Content Extraction#

The content extraction enrichment converts incoming content to HTML. This is used to extract textual content from PDF, office and other binary file formats.

This step is best combined with Content Augmentation and PDF OCR to create the best searching experience for documents. For more information, see Indexing Common Formats.

Enrichment name

content-conversion

Stage

content

Overview#

The content-conversion step is used to convert incoming content to HTML. For supported document formats, incoming documents are split into individual pages, each represented as a separate HTML document.

The converted content is used to set the body attribute.

image1

Supported Content MIME Types#

The following content MIME types are supported for conversion.

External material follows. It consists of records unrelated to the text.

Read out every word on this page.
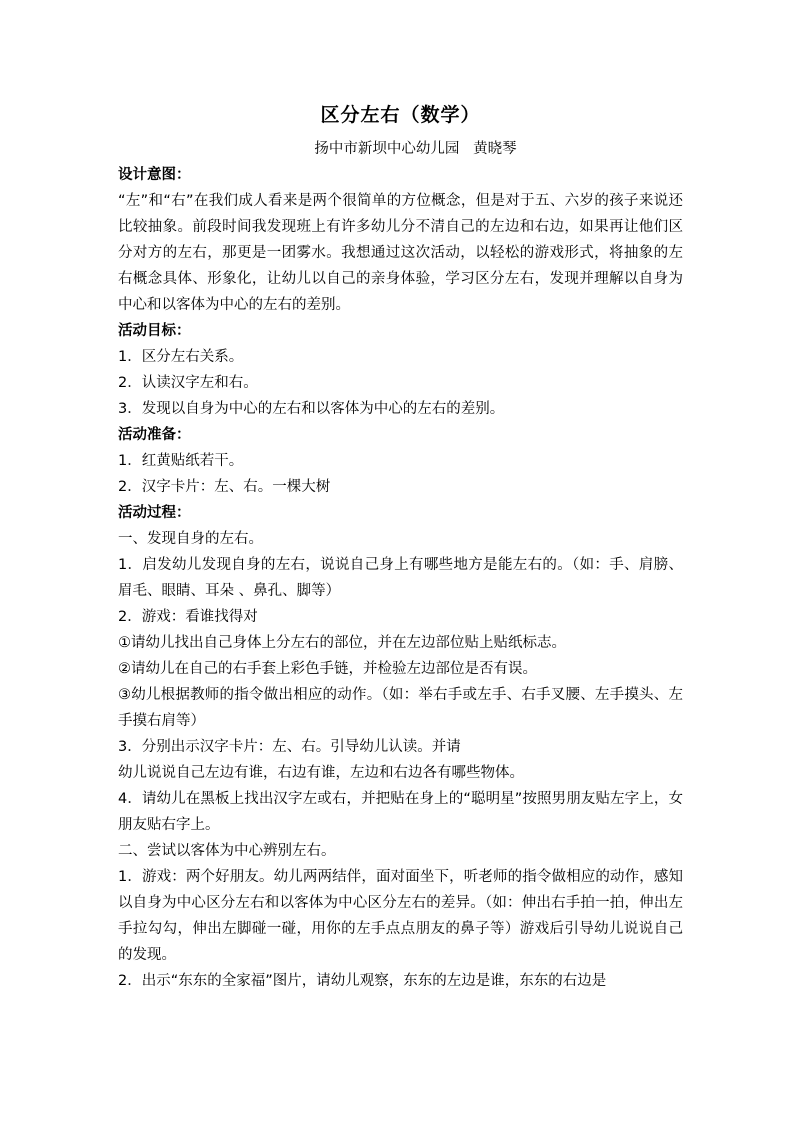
区分左右（数学）
扬中市新坝中心幼儿园   黄晓琴
设计意图：
“左”和“右”在我们成人看来是两个很简单的方位概念，但是对于五、六岁的孩子来说还比较抽象。前段时间我发现班上有许多幼儿分不清自己的左边和右边，如果再让他们区分对方的左右，那更是一团雾水。我想通过这次活动，以轻松的游戏形式，将抽象的左右概念具体、形象化，让幼儿以自己的亲身体验，学习区分左右，发现并理解以自身为中心和以客体为中心的左右的差别。
活动目标：
1．区分左右关系。
2．认读汉字左和右。
3．发现以自身为中心的左右和以客体为中心的左右的差别。
活动准备：
1．红黄贴纸若干。
2．汉字卡片：左、右。一棵大树
活动过程：
一、发现自身的左右。
1．启发幼儿发现自身的左右，说说自己身上有哪些地方是能左右的。（如：手、肩膀、眉毛、眼睛、耳朵 、鼻孔、脚等）
2．游戏：看谁找得对
①请幼儿找出自己身体上分左右的部位，并在左边部位贴上贴纸标志。
②请幼儿在自己的右手套上彩色手链，并检验左边部位是否有误。
③幼儿根据教师的指令做出相应的动作。（如：举右手或左手、右手叉腰、左手摸头、左手摸右肩等）
3．分别出示汉字卡片：左、右。引导幼儿认读。并请
幼儿说说自己左边有谁，右边有谁，左边和右边各有哪些物体。
4．请幼儿在黑板上找出汉字左或右，并把贴在身上的“聪明星”按照男朋友贴左字上，女朋友贴右字上。
二、尝试以客体为中心辨别左右。
1．游戏：两个好朋友。幼儿两两结伴，面对面坐下，听老师的指令做相应的动作，感知以自身为中心区分左右和以客体为中心区分左右的差异。（如：伸出右手拍一拍，伸出左手拉勾勾，伸出左脚碰一碰，用你的左手点点朋友的鼻子等）游戏后引导幼儿说说自己的发现。
2．出示“东东的全家福”图片，请幼儿观察，东东的左边是谁，东东的右边是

Display Support refers to how the documents are displayed to the user. To display all office formats to the user with full display support, the PDF Conversion step can be inserted before this step. See Indexing Common Formats for a full guide.

File Extension

Mime Type

Pages Support

Display Support

.pdf

application/pdf

Yes

Full

.doc

application/msword

No

HTML only

.docx

application/vnd.openxmlformats-officedocument.wordprocessingml.document

No

HTML only

.xls

application/vnd.ms -excel

No

HTML only

.xlsx

application/vnd.openxmlformats-officedocument.spreadsheetml.sheet

No

HTML only

.ppt

application/vnd.ms -powerpoint

No

HTML only

.pptx

application/vnd.openxmlformats-officedocument.presentationml.presentation

No

HTML only

.rtf

text/rtf

No

HTML only

.odt

application/vnd.oasis.opendocument.text

No

HTML only

.ods

application/vnd.oasis.opendocument.spreadsheet

No

HTML only

.odp

application/vnd.oasis.opendocument.presentation

No

HTML only

.sxw

application/vnd.sun.xml.writer

No

HTML only

Configuration#

There are no configuration options for this enrichment.